At a glance.
- Distance learning and privacy risks.
- Data breach fines.
- Crown Prosecution Service criticized for leaks.
- The progress of Canadian data protection laws.
- Major Indian medical lab exposes data in an unprotected AWS S3 bucket.
School data privacy tested by distance learning.
As the pandemic forces many schools to close their doors, the resulting reliance on distance learning technology can leave students vulnerable to privacy threats, particularly when it comes to social media, reports Education Dive. While social media platforms like Facebook and TikTok are an easy way for educators to communicate with students virtually, these platforms collect user data, which the Children’s Online Privacy Protection Act has deemed illegal for children under thirteen. According to a recent study from the Center for Democracy and Technology, over 60% of parents are concerned about school data privacy, while only 4% feel their school has sufficiently explained their data security efforts.
Two US data breaches lead to large fines.
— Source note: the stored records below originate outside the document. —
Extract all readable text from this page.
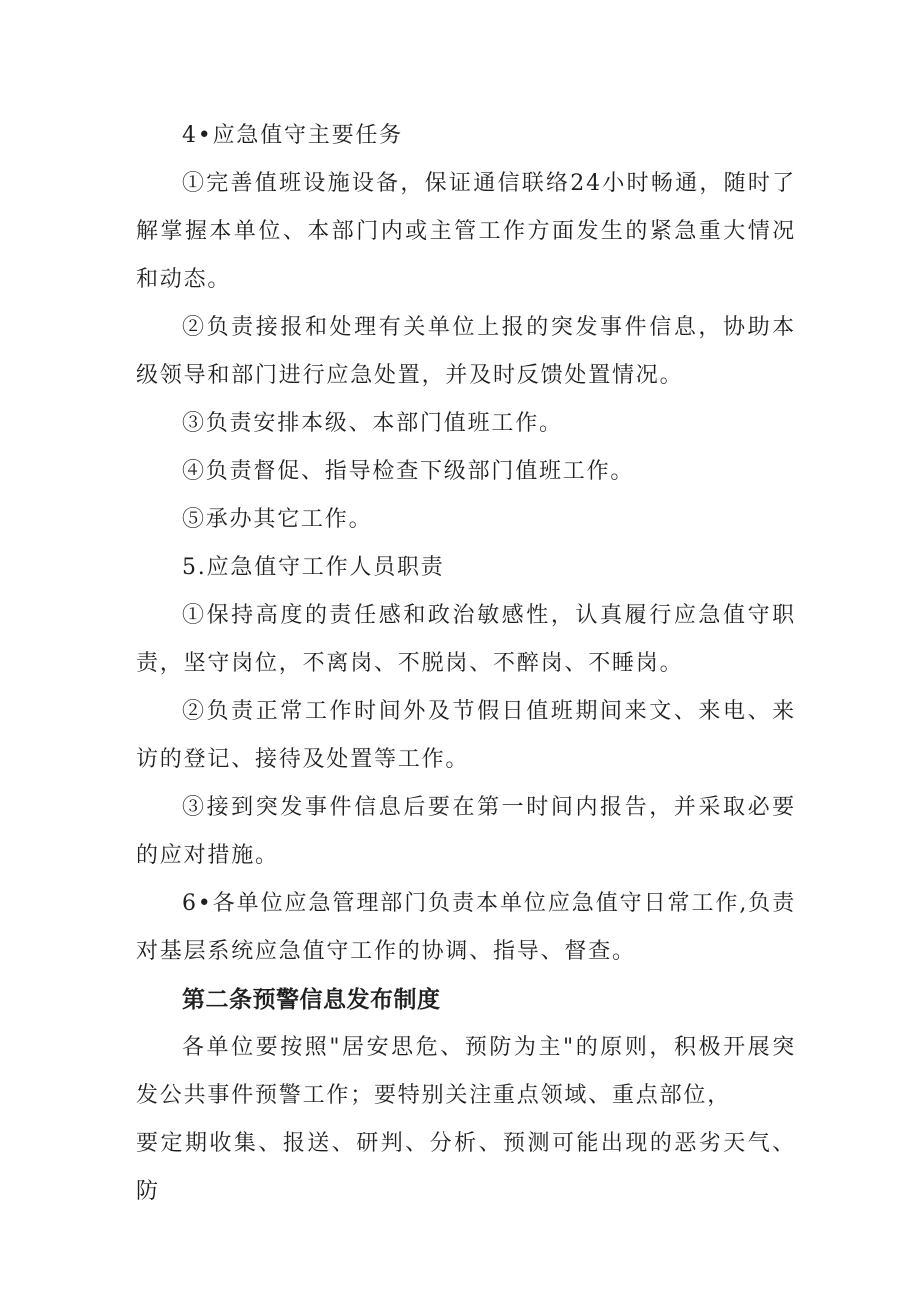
4•应急值守主要任务

①完善值班设施设备，保证通信联络24小时畅通，随时了解掌握本单位、本部门内或主管工作方面发生的紧急重大情况和动态。

②负责接报和处理有关单位上报的突发事件信息，协助本级领导和部门进行应急处置，并及时反馈处置情况。

③负责安排本级、本部门值班工作。

④负责督促、指导检查下级部门值班工作。

⑤承办其它工作。

5.应急值守工作人员职责

①保持高度的责任感和政治敏感性，认真履行应急值守职责，坚守岗位，不离岗、不脱岗、不醉岗、不睡岗。

②负责正常工作时间外及节假日值班期间来文、来电、来访的登记、接待及处置等工作。

③接到突发事件信息后要在第一时间内报告，并采取必要的应对措施。

6•各单位应急管理部门负责本单位应急值守日常工作,负责对基层系统应急值守工作的协调、指导、督查。

第二条预警信息发布制度

各单位要按照"居安思危、预防为主"的原则，积极开展突发公共事件预警工作；要特别关注重点领域、重点部位，

要定期收集、报送、研判、分析、预测可能出现的恶劣天气、防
Two major US companies face large fines as a result of recent data breaches. Compliance Week reports investment bank Morgan Stanley is being fined $60 million by the US Office of the Comptroller of the Currency for a 2016 data breach, which was the result of Morgan Stanley’s mishandling of customer data stored on decommissioned computers. The bank is also dealing with a class-action lawsuit as a result of the breach. Meanwhile, EIN Newsdesk reports that Community Health Systems, Inc., a Tennessee-based hospital operator, will be paying $5 million to more than two dozen impacted states for a 2014 breach that compromised the data of over 6 million patients.
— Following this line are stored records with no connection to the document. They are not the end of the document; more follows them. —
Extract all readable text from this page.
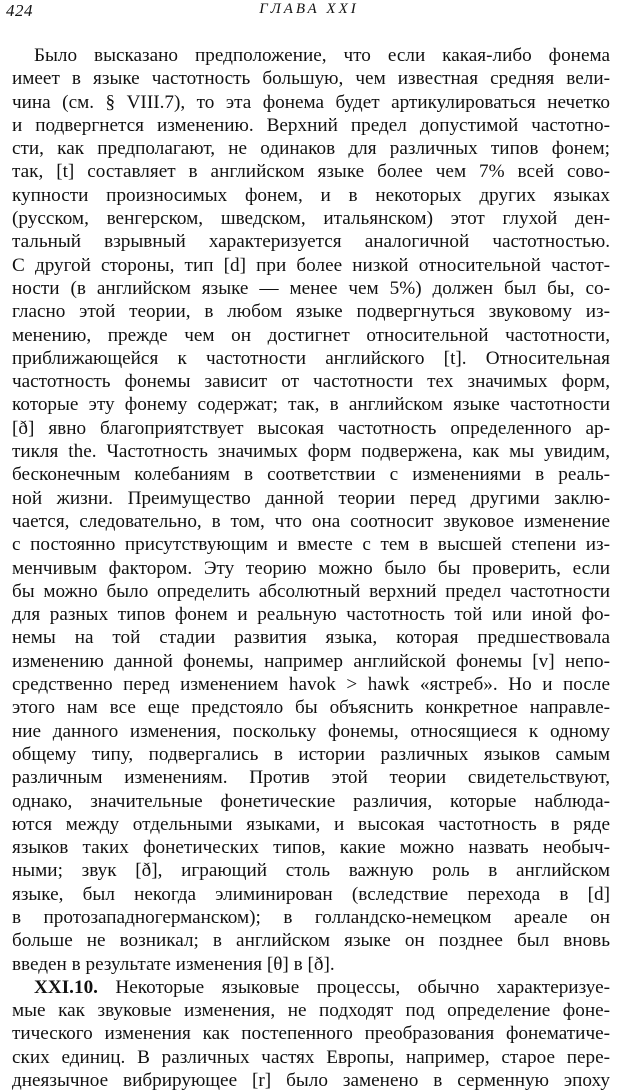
424	ГЛАВА XXI
Было высказано предположение, что если какая-либо фонема
имеет в языке частотность большую, чем известная средняя вели-
чина (см. § VIII.7), то эта фонема будет артикулироваться нечетко
и подвергнется изменению. Верхний предел допустимой частотно-
сти, как предполагают, не одинаков для различных типов фонем;
так, [t] составляет в английском языке более чем 7% всей сово-
купности произносимых фонем, и в некоторых других языках
(русском, венгерском, шведском, итальянском) этот глухой ден-
тальный взрывный характеризуется аналогичной частотностью.
С другой стороны, тип [d] при более низкой относительной частот-
ности (в английском языке — менее чем 5%) должен был бы, со-
гласно этой теории, в любом языке подвергнуться звуковому из-
менению, прежде чем он достигнет относительной частотности,
приближающейся к частотности английского [t]. Относительная
частотность фонемы зависит от частотности тех значимых форм,
которые эту фонему содержат; так, в английском языке частотности
[ð] явно благоприятствует высокая частотность определенного ар-
тикля the. Частотность значимых форм подвержена, как мы увидим,
бесконечным колебаниям в соответствии с изменениями в реаль-
ной жизни. Преимущество данной теории перед другими заклю-
чается, следовательно, в том, что она соотносит звуковое изменение
с постоянно присутствующим и вместе с тем в высшей степени из-
менчивым фактором. Эту теорию можно было бы проверить, если
бы можно было определить абсолютный верхний предел частотности
для разных типов фонем и реальную частотность той или иной фо-
немы на той стадии развития языка, которая предшествовала
изменению данной фонемы, например английской фонемы [v] непо-
средственно перед изменением havok > hawk «ястреб». Но и после
этого нам все еще предстояло бы объяснить конкретное направле-
ние данного изменения, поскольку фонемы, относящиеся к одному
общему типу, подвергались в истории различных языков самым
различным изменениям. Против этой теории свидетельствуют,
однако, значительные фонетические различия, которые наблюда-
ются между отдельными языками, и высокая частотность в ряде
языков таких фонетических типов, какие можно назвать необыч-
ными; звук [ð], играющий столь важную роль в английском
языке, был некогда элиминирован (вследствие перехода в [d]
в протозападногерманском); в голландско-немецком ареале он
больше не возникал; в английском языке он позднее был вновь
введен в результате изменения [θ] в [ð].
XXI.10. Некоторые языковые процессы, обычно характеризуе-
мые как звуковые изменения, не подходят под определение фоне-
тического изменения как постепенного преобразования фонематиче-
ских единиц. В различных частях Европы, например, старое пере-
днеязычное вибрирующее [r] было заменено в серменную эпоху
UK's CPS criticized for data leaks.
Infosecurity Magazine reports the Crown Prosecution Service (CPS), the UK’s principal public agency for criminal prosecutions, experienced over 1600 data breaches during the 2019-2020 fiscal year, an 18% increase over last year, with most of the breaches being the result of accidental disclosure due to human error. CPS has a history of mishandling private data; most notably, in 2015 and 2018 the agency was fined for misplacing confidential police interview recordings. As the agency handles confidential data related to criminal cases, these leaks put the safety of witnesses and victims at risk.
Canada's slow progress on data protection legislation.
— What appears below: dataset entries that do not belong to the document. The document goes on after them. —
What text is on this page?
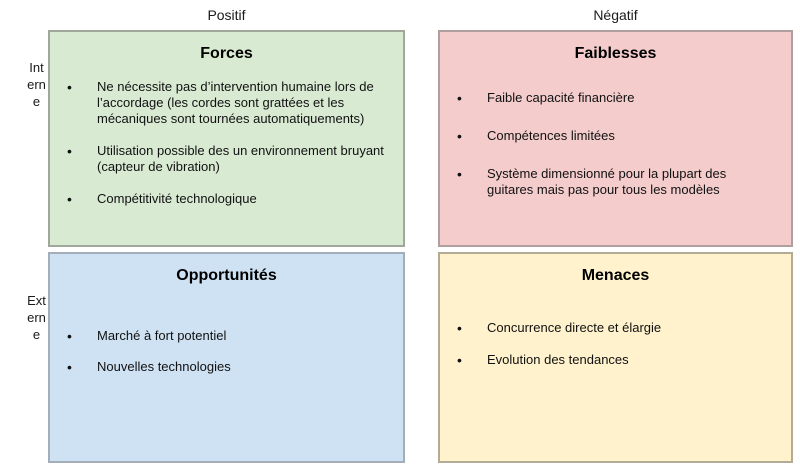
Positif	Négatif
Interne
Externe
Forces
•	Ne nécessite pas d’intervention humaine lors de l’accordage (les cordes sont grattées et les mécaniques sont tournées automatiquements)
•	Utilisation possible des un environnement bruyant (capteur de vibration)
•	Compétitivité technologique
Faiblesses
•	Faible capacité financière
•	Compétences limitées
•	Système dimensionné pour la plupart des guitares mais pas pour tous les modèles
Opportunités
•	Marché à fort potentiel
•	Nouvelles technologies
Menaces
•	Concurrence directe et élargie
•	Evolution des tendances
Canadian Privacy Commissioner Daniel Therrien is concerned the country has “clearly fallen behind other jurisdictions in the world” when it comes to cybersecurity, reports IT World Canada. In May 2019, efforts to correct the government’s privacy issues resulted in the development of a Digital Charter outlining privacy legislation, but progress on implementing that legislation has been slow. A recent research paper reports that 90% of Canadians are concerned about the privacy of their data but only 55% feel the government is protecting it. Adding to the pressure, the European Privacy Commissioner is currently conducting a review of Canada’s privacy practices to determine the future of European-Canadian business relations.
Major data exposure in Indian medical lab.
Dr Lal PathLabs, TechCrunch reports, left "hundreds of large spreadsheets packed with sensitive patient data" in an AWS bucket, unsecured without so much as a password, exposed to the Internet. The company has now secured the data; it's unknown how long the information was exposed.
We heard from two security companies about the incident. Both draw lessons for cloud users. Chris Hauk, consumer privacy champion at Pixel Privacy, wrote:
"It's hard to fathom that a firm would leave unprotected data available on the web, especially in today's atmosphere of heightened security. But, it has happened again. While kudos are deserved for the company quickly securing the data once a security researcher tipped them off, the data should never have been left in an unsecured form. Hopefully Dr. Lal PathLabs' 'investigation' will result in the responsible parties being disciplined, which is apparently what it will take for those responsible for data security to begin taking steps to ensure their customers' data is protected from prying eyes.”
Warren Poschman, senior solutions architect at comforte AG, commented:
“It is clear that those who choose to use cloud-based databases must perform necessary due diligence to configure and secure every corner of the system properly. Sadly, with the recent wave of AWS, ElasticSearch, MongoDB, Big Data, and other Open Source breaches, it does look like security is not being taken seriously enough. Healthcare institutions are seen as softer targets as not only are these systems just as rich with data as the traditional targets but security often lags due to the focus on, in the case of healthcare, patient care over IT. Clearly, the Dr. Lal PathLabs have an enormous treasure of sensitive data, so besides improving their perimeter defense, they should explore a data-centric security approach. That way, they could pro-actively protect their data against breaches instead of playing constant catch up in terms of addressing the many different root causes that can lead to cyber incidents.”